Occasionally, piriformis syndrome is the original diagnosis, especially when no other apparent cause is available in the spine. This case is rare, but it does occur in some patients.
The usual treatments for piriformis syndrome mimic those for most lower back and buttock pain conditions. Not all common therapy modalities make any sense for the suspected cause of pain, but are used nevertheless. This is business as usual in the back pain treatment industry:
Exercises and stretches are often employed as part of a physical therapy routine.
Ice and heat are alternated to determine which provides greater relief to the patient and when.
Pain management drugs are used depending on the severity of the symptoms.
In rare cases of unresolved pain, piriformis surgery is sometimes a final option used for providing relief.
Complementary medicine takes an active role in piriformis care, as well. Chiropractic, massage and acupuncture are some of the most common of all alternative treatment regimens for piriformis syndrome.
While all of these treatments pre-suppose some structural reason for the piriformis to compress the sciatic, this actual reason is almost never discovered.

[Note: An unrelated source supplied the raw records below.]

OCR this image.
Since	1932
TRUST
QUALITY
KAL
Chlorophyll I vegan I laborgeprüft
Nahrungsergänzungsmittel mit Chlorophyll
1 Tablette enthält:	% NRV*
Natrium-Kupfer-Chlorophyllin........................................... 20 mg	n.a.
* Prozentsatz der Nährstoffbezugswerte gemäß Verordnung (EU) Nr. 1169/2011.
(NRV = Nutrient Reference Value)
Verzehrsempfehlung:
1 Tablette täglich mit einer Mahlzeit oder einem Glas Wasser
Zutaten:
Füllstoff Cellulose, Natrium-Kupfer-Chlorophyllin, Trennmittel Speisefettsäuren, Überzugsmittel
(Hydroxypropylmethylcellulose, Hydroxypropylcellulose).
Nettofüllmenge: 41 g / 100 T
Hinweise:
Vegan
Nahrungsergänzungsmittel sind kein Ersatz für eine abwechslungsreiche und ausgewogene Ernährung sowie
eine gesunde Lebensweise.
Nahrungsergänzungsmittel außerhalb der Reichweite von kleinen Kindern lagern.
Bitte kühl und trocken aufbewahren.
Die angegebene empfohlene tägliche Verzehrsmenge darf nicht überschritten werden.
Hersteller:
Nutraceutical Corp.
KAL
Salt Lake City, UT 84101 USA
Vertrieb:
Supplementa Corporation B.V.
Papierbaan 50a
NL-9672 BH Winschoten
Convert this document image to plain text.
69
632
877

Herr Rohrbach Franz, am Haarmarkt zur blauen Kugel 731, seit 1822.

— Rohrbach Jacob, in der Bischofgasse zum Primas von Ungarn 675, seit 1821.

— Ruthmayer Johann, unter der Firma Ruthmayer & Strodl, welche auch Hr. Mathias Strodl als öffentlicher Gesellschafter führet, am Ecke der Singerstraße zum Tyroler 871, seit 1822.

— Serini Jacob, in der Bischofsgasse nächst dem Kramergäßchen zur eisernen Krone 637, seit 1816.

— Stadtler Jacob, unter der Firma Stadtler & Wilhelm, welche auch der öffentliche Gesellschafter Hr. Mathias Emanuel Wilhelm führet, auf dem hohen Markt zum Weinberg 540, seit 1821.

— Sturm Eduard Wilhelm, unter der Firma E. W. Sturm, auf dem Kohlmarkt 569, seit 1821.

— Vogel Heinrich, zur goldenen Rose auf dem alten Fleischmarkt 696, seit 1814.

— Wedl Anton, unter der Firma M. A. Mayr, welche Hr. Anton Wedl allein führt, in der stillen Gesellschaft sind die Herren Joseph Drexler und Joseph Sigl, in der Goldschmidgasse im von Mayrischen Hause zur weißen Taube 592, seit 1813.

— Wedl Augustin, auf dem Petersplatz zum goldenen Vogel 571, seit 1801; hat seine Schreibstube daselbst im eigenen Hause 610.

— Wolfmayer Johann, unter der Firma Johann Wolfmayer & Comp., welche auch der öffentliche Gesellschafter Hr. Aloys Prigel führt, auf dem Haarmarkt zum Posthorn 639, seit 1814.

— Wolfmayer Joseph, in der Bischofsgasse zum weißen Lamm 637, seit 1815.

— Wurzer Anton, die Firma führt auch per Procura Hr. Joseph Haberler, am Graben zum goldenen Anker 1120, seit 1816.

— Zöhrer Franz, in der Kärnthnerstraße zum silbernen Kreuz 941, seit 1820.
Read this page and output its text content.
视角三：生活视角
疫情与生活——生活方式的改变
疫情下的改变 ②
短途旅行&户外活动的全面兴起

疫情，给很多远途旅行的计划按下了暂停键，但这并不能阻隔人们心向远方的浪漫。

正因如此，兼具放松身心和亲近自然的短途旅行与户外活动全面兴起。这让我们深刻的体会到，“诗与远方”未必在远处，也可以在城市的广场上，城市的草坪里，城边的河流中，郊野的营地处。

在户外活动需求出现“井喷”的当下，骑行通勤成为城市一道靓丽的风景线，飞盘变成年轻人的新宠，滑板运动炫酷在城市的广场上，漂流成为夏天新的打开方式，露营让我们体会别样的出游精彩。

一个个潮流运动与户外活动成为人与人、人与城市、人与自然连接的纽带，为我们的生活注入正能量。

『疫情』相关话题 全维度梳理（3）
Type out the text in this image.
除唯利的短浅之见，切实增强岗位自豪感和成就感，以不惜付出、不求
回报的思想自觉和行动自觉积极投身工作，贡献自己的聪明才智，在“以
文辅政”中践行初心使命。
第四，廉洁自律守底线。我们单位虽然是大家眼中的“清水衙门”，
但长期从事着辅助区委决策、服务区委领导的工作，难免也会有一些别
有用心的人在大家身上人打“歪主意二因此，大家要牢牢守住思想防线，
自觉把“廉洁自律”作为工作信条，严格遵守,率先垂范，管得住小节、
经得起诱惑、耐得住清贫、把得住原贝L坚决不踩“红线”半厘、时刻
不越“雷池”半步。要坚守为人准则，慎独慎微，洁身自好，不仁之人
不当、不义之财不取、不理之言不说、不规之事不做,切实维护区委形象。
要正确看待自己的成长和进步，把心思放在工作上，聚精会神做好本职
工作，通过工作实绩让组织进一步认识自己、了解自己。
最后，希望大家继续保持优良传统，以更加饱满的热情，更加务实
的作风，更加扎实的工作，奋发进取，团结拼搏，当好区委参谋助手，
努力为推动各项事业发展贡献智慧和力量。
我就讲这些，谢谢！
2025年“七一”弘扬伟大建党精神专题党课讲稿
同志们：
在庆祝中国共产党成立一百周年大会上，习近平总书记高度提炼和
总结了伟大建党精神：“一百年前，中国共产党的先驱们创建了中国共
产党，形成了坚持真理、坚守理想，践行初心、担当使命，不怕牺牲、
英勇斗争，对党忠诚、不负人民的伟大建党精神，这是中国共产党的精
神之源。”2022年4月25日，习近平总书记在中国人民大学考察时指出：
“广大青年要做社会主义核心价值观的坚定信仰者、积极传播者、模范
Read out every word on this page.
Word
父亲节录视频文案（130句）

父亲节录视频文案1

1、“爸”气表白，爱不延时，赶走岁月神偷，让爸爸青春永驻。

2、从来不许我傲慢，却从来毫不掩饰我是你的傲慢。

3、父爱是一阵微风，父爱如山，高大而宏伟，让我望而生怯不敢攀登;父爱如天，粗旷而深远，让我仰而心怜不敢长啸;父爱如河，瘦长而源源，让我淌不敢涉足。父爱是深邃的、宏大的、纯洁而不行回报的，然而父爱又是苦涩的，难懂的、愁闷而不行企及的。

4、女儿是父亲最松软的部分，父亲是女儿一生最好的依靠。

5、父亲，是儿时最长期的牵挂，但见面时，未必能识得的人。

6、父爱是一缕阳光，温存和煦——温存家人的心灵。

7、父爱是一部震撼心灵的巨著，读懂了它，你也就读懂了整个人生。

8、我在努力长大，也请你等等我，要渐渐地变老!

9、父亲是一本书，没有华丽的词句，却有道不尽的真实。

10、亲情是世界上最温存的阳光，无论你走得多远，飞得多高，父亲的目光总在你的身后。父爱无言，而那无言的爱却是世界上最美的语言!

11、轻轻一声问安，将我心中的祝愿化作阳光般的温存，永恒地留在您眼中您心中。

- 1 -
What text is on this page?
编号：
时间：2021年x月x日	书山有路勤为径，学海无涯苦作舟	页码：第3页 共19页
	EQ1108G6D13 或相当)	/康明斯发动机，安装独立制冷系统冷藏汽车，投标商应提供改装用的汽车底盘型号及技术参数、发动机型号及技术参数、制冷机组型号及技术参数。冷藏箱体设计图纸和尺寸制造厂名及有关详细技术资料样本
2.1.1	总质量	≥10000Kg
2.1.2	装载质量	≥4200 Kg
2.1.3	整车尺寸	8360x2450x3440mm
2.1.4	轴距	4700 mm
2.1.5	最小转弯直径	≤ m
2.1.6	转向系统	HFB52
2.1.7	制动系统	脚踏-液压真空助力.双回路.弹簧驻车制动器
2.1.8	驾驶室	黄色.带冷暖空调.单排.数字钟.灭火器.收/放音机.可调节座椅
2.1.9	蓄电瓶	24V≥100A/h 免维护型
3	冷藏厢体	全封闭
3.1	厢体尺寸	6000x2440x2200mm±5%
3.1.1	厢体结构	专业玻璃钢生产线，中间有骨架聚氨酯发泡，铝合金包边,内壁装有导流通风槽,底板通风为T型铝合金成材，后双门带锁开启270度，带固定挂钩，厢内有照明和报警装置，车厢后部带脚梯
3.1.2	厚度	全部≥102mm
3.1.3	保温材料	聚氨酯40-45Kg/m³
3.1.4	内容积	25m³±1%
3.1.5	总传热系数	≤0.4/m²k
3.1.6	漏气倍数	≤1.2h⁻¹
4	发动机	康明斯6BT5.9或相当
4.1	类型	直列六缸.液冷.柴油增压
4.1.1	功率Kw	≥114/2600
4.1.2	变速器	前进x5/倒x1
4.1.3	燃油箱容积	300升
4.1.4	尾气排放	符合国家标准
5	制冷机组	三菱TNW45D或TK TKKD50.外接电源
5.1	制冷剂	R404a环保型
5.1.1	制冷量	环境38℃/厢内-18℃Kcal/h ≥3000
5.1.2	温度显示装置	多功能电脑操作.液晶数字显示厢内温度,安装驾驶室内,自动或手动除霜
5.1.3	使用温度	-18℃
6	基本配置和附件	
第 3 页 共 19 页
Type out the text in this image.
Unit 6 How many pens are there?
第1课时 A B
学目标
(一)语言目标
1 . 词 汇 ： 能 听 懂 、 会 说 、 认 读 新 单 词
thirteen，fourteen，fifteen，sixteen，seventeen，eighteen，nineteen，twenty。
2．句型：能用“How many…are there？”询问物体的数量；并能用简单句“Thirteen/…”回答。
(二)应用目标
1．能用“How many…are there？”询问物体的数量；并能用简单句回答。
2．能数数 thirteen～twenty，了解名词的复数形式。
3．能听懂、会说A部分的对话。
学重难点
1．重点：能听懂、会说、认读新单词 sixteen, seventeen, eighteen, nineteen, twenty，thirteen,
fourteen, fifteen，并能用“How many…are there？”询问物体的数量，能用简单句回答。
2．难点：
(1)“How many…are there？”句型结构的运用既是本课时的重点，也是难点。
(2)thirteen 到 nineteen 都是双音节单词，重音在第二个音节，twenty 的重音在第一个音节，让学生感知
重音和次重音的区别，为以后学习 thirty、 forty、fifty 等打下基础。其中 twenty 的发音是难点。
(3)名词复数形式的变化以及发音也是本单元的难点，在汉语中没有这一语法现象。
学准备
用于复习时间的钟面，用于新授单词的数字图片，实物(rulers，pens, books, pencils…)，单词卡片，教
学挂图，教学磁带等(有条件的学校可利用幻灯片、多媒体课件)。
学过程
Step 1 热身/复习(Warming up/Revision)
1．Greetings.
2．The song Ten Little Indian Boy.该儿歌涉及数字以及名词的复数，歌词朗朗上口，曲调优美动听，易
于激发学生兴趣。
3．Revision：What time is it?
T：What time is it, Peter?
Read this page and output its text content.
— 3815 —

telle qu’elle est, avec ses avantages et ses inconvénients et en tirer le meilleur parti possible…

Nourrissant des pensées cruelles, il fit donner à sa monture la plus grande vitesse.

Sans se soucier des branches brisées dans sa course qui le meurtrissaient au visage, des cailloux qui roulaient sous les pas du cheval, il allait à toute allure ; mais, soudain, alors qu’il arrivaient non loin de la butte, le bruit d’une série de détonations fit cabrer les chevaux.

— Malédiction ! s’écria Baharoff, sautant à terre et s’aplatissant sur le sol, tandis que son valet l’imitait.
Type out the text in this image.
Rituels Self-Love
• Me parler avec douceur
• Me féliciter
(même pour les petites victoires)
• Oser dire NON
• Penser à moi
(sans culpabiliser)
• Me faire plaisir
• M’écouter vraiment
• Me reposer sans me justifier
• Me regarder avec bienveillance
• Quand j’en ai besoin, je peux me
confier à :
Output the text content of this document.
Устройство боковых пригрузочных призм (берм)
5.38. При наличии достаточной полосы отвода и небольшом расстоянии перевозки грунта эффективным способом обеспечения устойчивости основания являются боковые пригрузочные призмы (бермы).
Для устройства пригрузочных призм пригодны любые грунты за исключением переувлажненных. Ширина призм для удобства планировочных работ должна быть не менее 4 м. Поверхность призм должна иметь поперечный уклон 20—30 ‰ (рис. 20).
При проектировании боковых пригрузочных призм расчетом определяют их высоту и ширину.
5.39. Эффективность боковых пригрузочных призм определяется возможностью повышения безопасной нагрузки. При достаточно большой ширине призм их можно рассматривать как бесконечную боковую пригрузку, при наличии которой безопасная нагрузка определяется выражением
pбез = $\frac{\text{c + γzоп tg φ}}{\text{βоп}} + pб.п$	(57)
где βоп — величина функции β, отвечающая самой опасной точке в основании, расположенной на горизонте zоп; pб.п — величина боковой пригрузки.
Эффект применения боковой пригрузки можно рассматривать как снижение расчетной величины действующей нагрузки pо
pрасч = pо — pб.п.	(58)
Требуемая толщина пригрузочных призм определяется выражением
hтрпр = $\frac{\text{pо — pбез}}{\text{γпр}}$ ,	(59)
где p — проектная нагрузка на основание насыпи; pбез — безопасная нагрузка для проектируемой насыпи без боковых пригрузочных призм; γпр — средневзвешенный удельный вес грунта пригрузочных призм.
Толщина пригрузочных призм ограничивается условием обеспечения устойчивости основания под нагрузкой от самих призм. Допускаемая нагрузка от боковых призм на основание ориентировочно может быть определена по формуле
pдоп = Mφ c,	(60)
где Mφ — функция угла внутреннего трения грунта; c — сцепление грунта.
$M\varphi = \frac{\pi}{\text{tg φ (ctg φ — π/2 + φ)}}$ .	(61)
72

Piriformis syndrome represents a leap forward in some respects compared to traditional sciatica explanations. The spine and its typical scapegoat explanations are left completely out of the equation. This is a good thing, since so many structural issues in the lumbar area are simply nothing more than normal spinal degeneration and have been proven to not cause pain in the majority of patients demonstrating them.
However, the mechanism for piriformis syndrome is usually theorized to be enacted due to injury, which seems so far-fetched for most patients. Sure, if a known injurious event has occurred, this is a different story, but even then, why would the muscle continue to be tight and constrictive months or years after the trauma has healed? This is where the piriformis treatment sector loses it way.
Ischemia seems to be a more logical explanation, so it is no wonder that innovators like Dr. John Sarno have received such praise for speculating that it is the true source process responsible for the piriformis syndrome symptom set. Oxygen deprivation makes sense in almost every case and when targeted for treatment, will often resolve the condition entirely.